The result is variously described as adding smoky, roasted, smooth, soft, creamy or toasted marshmallow notes to the flavor profile of your brew. The hot poker also creates a foam cap on the top of a glass of beer, but it isn't kept in the glass long enough to make the beer warm.
Drinking a poked beer is a little like drinking a hot chocolate with whipped cream on top, but in reverse. Instead of tasting warm milk coming through cool whipped cream, you get cool beer coming through a warm, sweet foam. Food & Wine magazine called it "The Beer Equivalent of S'mores."

Beer historians say the practice has been around for more than 400 years. In the winter, when beer might be too cold to comfortably drink, colonial Americans were said to use hot pokers to warm their ale a bit.

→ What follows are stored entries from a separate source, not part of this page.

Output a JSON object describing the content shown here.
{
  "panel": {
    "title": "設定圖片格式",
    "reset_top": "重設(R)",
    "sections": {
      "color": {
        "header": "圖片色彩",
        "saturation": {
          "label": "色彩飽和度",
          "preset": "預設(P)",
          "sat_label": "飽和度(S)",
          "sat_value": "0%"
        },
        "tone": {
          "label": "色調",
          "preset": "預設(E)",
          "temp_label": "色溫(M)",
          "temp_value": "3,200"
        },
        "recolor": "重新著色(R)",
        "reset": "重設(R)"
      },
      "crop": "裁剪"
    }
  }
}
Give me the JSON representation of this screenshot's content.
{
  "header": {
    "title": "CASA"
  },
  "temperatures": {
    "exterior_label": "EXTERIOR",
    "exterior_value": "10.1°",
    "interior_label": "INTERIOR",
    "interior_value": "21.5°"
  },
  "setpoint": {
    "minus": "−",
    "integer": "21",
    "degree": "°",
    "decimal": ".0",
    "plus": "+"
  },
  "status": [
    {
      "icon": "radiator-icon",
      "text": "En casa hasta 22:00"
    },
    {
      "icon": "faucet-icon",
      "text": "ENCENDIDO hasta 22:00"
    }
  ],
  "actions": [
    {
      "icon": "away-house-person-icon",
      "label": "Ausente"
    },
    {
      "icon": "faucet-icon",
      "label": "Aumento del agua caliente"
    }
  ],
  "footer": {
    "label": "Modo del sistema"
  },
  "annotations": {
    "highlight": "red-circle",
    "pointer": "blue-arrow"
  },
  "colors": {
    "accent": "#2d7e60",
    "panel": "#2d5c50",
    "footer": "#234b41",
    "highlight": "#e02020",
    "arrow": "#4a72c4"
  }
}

Weihenstephan, a Bavarian brewery that has been making beer for close to 1,000 years, says the practice is called bierstacheln in Germany, or beer spiking. It credits blacksmiths who always had hot pokers handy to warm up their drinks.
A similar practice was used by imbibers from the late 1600s who heated metal tools called loggerheads, mulling irons or toddy rods and used them to froth and caramelize a mixture of rum, ale and sugar in a toasty cocktail called the flip. Flips are enjoyed by characters in novels by Dickens and Melville. George Washington was also said to be a fan.
The beer poking tradition has been practiced in Minnesota for more than 30 years by the Schell's Brewery in New Ulm. Since 1986, it's been hosting a daylong outdoor Bockfest in early March, which features fire pits for heating pokers to caramelize seasonal bock-style German dark lagers. The festival attracts thousands of participants. (This year's Bockfest is at Schell's on March 4.)